En l’espèce, les époux [N] justifient de difficultés dans le paiement des loyers liées à de faibles ressources, à la charge d’un enfant et à des problèmes de santé, dont le caractère invalidant n’est pas démontré. Ils justifient également d’une demande de logement social. Toutefois, le décompte versé montre qu’en 2022 le couple a payé l’équivalent de 2 loyers et demi, en 2023 il a payé 2 loyers, en 2024 il a payé moins d’un loyer. Les paiements effectués apparaissent comme insuffisants, même au regard des ressources limitées su couple, pour établir la bonne foi.
Les conditions ne sont donc pas réunies pour leur accorder un délai.
Sur les dépens et l’article 700 du code de procédure civile :
M. [N] et Mme [C] épouse [N], parties perdantes, sont condamnées aux dépens.
L’équité commande de ne pas faire droit aux demandes au titre de l’article 700 du code de procédure civile.

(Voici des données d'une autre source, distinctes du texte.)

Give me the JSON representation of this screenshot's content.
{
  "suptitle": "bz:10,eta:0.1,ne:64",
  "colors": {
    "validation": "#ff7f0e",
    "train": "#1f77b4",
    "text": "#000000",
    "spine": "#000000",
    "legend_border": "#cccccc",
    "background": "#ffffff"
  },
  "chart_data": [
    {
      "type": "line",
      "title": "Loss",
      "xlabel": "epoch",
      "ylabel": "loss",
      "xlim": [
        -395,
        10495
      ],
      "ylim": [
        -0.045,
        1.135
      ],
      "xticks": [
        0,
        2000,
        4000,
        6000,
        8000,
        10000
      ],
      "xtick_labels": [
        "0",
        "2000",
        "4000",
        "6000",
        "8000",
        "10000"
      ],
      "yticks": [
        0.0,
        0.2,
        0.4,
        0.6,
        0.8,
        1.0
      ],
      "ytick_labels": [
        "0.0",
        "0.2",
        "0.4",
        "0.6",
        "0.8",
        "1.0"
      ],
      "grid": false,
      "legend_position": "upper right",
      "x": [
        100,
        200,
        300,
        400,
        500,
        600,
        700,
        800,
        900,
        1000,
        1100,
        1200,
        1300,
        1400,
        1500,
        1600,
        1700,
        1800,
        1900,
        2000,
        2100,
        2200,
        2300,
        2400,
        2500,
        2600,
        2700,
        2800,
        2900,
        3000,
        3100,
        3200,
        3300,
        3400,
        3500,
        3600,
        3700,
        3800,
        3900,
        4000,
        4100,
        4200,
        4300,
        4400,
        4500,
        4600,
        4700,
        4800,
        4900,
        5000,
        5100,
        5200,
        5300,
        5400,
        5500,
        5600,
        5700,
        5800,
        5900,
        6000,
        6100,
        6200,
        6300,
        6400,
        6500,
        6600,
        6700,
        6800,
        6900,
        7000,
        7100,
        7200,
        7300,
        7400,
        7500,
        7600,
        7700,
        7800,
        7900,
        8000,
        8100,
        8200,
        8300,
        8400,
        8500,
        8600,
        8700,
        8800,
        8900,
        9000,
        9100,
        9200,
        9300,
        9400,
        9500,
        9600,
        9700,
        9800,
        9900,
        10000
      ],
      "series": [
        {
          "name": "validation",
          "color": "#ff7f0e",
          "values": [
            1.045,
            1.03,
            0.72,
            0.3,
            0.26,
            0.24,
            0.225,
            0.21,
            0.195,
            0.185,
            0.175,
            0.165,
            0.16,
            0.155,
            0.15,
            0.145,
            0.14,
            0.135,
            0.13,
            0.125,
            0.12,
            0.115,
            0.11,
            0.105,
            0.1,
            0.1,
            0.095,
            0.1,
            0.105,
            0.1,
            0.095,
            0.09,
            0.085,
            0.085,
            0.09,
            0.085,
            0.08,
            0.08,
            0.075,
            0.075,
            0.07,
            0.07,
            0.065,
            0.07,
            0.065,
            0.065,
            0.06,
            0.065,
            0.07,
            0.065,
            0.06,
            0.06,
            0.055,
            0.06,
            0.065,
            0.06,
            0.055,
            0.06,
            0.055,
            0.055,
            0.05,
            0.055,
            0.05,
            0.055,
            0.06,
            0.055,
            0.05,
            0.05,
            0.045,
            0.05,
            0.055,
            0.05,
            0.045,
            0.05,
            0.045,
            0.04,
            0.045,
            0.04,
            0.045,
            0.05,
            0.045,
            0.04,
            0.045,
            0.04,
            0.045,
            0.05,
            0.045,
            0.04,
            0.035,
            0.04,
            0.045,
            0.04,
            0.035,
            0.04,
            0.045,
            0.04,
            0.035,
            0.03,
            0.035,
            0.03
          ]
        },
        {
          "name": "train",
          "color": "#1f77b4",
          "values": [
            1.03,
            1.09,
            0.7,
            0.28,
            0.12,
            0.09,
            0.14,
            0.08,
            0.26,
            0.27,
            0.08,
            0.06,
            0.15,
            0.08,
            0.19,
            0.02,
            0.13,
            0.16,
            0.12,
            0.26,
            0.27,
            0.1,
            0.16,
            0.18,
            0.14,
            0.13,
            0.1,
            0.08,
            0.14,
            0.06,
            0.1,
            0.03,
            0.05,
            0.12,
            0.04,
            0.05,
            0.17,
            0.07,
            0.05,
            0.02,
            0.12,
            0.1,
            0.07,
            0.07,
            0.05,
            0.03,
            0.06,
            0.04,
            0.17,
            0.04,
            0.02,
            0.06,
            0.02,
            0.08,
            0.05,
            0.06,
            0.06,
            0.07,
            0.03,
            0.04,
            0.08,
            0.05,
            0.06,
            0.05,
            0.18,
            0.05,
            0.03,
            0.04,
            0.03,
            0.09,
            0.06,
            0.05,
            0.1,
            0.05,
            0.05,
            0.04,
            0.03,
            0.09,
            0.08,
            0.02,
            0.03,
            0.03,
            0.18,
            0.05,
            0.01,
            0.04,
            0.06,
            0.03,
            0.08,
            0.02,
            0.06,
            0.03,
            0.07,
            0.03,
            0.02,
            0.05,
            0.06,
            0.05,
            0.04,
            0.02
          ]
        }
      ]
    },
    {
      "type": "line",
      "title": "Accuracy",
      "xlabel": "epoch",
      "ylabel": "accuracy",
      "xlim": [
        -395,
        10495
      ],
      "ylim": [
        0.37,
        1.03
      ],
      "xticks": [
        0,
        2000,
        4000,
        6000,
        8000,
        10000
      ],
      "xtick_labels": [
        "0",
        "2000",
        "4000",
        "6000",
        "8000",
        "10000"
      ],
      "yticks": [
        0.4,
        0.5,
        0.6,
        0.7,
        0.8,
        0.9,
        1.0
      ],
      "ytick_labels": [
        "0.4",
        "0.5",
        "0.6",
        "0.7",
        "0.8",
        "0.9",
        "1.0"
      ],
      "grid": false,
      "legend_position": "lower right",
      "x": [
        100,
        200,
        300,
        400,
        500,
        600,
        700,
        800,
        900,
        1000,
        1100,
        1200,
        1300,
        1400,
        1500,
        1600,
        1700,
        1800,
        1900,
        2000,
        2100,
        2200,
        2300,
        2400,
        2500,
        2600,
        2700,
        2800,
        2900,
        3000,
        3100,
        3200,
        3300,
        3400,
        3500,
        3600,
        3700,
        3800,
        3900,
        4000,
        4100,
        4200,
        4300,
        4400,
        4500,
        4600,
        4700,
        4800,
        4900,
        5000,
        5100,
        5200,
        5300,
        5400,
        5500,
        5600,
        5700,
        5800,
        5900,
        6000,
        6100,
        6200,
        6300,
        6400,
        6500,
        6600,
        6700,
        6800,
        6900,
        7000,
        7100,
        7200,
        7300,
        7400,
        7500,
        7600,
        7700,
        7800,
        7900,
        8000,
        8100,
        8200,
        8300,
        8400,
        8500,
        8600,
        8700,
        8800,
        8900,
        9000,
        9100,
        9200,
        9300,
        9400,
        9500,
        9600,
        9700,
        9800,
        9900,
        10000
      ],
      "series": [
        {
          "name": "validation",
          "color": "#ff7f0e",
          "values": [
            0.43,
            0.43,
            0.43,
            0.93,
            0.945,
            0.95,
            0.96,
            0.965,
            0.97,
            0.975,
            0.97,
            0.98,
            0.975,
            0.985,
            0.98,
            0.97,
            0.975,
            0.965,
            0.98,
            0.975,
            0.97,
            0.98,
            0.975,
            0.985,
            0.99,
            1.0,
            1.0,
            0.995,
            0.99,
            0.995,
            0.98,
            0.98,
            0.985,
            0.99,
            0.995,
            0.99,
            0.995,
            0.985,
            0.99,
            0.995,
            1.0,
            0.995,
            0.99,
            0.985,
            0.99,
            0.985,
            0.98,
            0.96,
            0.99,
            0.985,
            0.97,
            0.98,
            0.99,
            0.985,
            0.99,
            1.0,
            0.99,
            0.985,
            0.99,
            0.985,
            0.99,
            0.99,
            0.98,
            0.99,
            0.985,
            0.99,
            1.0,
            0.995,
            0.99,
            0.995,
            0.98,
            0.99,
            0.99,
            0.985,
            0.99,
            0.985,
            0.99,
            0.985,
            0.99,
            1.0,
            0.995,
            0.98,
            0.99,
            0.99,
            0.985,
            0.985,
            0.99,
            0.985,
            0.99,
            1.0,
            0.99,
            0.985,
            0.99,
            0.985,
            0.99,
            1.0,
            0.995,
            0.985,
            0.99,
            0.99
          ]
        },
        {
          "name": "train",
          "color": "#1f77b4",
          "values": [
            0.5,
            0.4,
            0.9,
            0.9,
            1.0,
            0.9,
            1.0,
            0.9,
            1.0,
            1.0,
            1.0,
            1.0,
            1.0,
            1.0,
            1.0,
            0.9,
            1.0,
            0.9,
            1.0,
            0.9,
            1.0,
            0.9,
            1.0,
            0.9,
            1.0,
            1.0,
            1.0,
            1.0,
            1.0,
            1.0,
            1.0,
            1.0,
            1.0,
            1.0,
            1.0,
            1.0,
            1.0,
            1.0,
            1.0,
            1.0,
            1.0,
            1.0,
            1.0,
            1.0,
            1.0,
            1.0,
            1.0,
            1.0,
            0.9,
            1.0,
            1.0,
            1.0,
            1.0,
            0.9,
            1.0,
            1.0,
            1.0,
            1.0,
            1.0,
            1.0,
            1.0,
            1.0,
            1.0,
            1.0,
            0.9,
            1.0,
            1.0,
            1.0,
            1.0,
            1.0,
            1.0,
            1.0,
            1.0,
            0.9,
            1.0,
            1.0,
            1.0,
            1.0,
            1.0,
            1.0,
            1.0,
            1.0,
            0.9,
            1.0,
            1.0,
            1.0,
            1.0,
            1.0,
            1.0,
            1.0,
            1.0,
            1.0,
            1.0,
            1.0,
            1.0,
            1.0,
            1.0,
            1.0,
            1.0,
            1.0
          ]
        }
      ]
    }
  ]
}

Sur l’exécution provisoire :
En vertu de l’article R121-21 du code des procédures civiles d’exécution, la décision du juge est exécutoire de plein droit par provision.
PAR CES MOTIFS,
La juge de l’exécution, statuant par jugement prononcé par mise à disposition du public au greffe,
DÉBOUTE M. [S] [N] et Mme [T] [C] épouse [N] de leur demande de délais pour quitter les lieux ;
DÉBOUTE la S.A. SOGIMA de sa demande au titre de l’article 700 du code de procédure civile ;
CONDAMNE M. [S] [N] et Mme [T] [C] épouse [N] aux dépens de la procédure ;
REJETTE tous autres chefs de demandes ;
RAPPELLE que le présent jugement bénéficie de l’exécution provisoire de droit ;
La juge de l’exécution a signé avec le greffier ayant reçu la minute.